General

Elegant Machines

I don’t normally read Popular Photography, but I was given a copy of the September 2016 issue, so I took a look. In it was a nice article entitled “Elegant Machines” by Theano Nikitas that discussed the resurgence of interest in rangefinder and SLR cameras, fueled in part by the younger generation. The story featured Bellamy Hunt, aka Japan Camera Hunter, who has a very nice business in Japan sourcing great camera equipment for buyers worldwide. I have communicated with Bellamy several times and can attest to his knowledge and the fact that he’s a good guy. Check Japan Camera Hunter out at http://www.japancamerahunter.com

It’s understandable that more people are going back to these wonderful cameras and film for the same reasons they are buying turntables and vinyl LPs.
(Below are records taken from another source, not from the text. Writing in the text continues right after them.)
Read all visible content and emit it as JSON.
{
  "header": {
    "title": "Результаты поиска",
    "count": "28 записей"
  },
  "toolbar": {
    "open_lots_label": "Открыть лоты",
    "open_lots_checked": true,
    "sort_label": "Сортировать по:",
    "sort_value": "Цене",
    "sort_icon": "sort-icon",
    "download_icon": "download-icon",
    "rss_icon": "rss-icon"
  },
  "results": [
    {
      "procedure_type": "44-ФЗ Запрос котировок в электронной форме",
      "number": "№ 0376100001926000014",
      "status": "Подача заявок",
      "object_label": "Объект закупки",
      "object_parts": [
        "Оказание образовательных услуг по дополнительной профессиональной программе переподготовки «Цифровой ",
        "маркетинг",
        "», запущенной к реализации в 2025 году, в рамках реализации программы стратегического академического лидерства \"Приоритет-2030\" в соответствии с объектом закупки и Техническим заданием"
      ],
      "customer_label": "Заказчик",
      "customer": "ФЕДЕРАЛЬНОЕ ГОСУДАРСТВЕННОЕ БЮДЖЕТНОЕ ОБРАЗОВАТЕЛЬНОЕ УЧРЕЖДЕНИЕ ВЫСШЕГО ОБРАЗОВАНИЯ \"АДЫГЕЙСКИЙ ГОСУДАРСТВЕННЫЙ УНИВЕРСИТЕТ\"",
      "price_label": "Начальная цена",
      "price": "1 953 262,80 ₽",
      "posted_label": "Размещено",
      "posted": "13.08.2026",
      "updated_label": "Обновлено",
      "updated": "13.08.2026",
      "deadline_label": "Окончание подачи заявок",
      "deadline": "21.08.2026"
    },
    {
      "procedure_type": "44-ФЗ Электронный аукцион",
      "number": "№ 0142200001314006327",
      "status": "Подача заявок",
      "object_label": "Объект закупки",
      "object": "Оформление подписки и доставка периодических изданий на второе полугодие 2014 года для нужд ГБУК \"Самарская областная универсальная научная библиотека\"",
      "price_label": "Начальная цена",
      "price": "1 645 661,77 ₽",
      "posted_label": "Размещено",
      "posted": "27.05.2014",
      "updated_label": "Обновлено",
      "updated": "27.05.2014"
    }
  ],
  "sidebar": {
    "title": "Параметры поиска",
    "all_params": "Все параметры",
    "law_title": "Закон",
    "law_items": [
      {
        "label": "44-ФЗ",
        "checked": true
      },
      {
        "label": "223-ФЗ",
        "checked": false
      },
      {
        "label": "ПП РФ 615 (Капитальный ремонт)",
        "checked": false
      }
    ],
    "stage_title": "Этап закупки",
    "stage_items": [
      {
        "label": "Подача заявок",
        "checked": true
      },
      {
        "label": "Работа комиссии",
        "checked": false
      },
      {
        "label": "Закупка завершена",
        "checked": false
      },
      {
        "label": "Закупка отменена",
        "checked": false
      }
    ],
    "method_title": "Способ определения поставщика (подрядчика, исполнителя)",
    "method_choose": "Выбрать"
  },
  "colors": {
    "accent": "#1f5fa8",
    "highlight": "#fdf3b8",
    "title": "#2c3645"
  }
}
Both film and vinyl provide a much different, and to many, a more pleasurable experience vs. digital image making and CD/MP3 listening. It’s not about convenience, but rather the entire user experience and the end result – the image and the sound!

In the article Bellamy says “vintage cameras have stunning designs”. They “have a certain magic that makes you look inside yourself when you shoot. You feel connected to the creation of something permanent and tangible.”

I agree!

Nikitas goes on to say “whether you perceive the idea of unplugging as positive or negative, shooting with analog cameras truly does force you to slow down.

Again, I agree!

The article features some wonderful cameras – Leica M6, Mamiya 6 and 7, Nikon F3, Nikon FM2, Olympus OM-1, Leica Barnack cameras, Olympus 35SP, Pentax Spotmatic, Nikon S/S2/S3, and the Yashica 124G TLR – where to buy them, and pointers concerning what to look for when shopping for one of these beauties.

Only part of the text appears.